Security researcher Benjamin Daniel Mussler has unearthed an XSS flaw affecting seven D-Link NAS devices – a flaw which could allow attackers to access the devices and peruse and change the stored contents.
He first found it in the firmware of D-Link DNS-320 rev A, a Network Storage Enclosure that allows users to access stored data via SMB and can be configured through a web interface.
“The device’s administrative web interface contains a Stored Cross-Site Scripting vulnerability, exploitable through an unauthenticated SMB login attempt (445/tcp). The injected code is executed when the victim logs into the administrative web interface,” he explained.
“Unlike reflected XSS vulnerabilities, it does not require the victim to open an attacker-supplied link or to visit a malicious web page. This is one of the relatively few XSS vulnerabilities where malicious code can be injected despite having neither direct nor indirect access to the vulnerable web application. As such, it can be exploited even when access to ports 80/tcp (HTTP) and 443/tcp (HTTPS) is denied.”
And, he pointed out, “due to the nature of the vulnerability, it would be trivial to automate the injection of malicious code into a number of vulnerable devices.”
After getting in touch with D-Link, the company confirmed that the same vulnerability exists in six other NAS models: DNS-320 rev B, DNS-320L, DNS-325, DNS-327L, DNS-340L, and DNS-345.
When Mussler publicly released information about the flaw at the beginning of August, there were no indication that the flaw was being exploited in the wild. But, since he also published PoC code at the time, it is possible that someone has started exploiting in the meantime.
Ransomware authors might implement it to maximize the reach of the malware.
“NAS devices are often used to store backups of data the user considers important enough to keep a copy of. The vulnerability described in this advisory enables ransomware to have data deleted from a NAS device the next time the victim logs into the administrative web interface,” he noted.
That’s one reason why, even for devices for which a firmware update solving the problem has been made available, users should be careful when applying it.

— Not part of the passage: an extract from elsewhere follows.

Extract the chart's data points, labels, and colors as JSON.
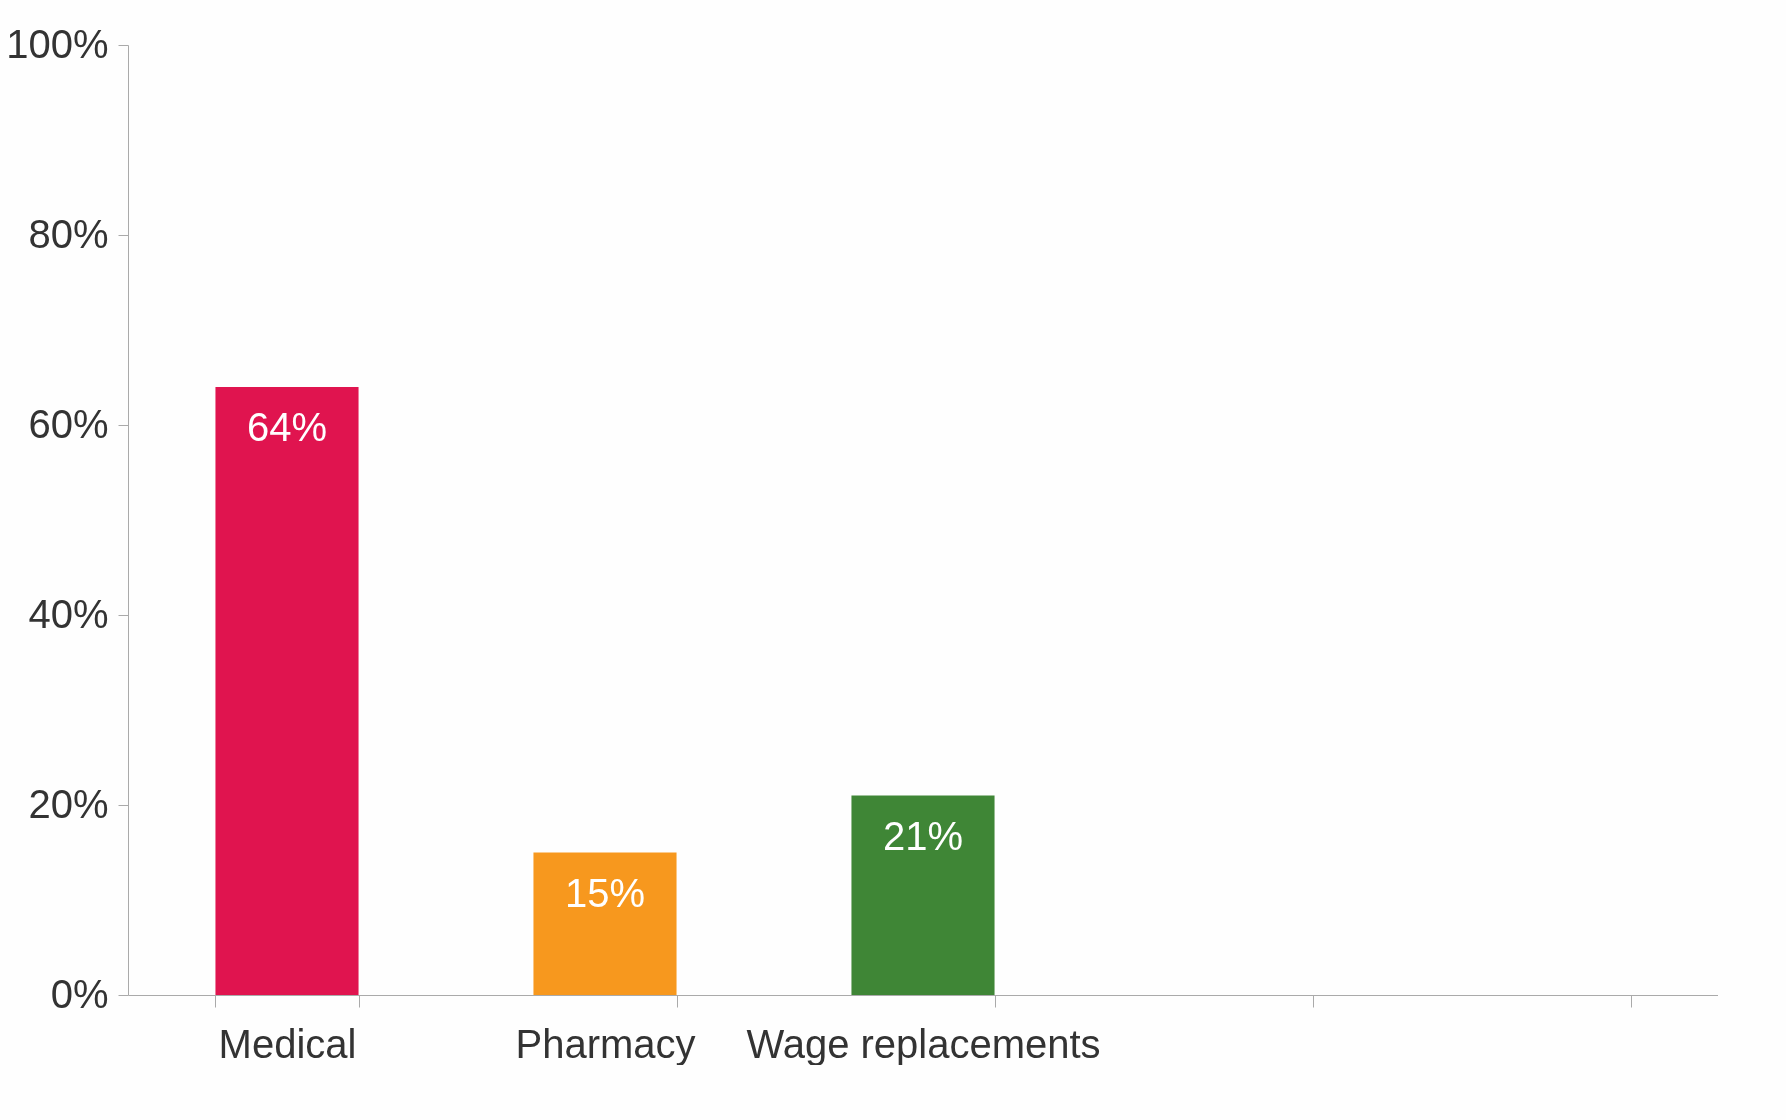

“If D-Link addresses the vulnerability with a firmware update, its installation will require users to log into the vulnerable web interface. However, if an attacker has already managed to store malicious code inside the web interface, logging in to install the update may cause this code to be executed,” Mussler pointed out, and offered advice on the precautions to take to minimize the risk to the stored data.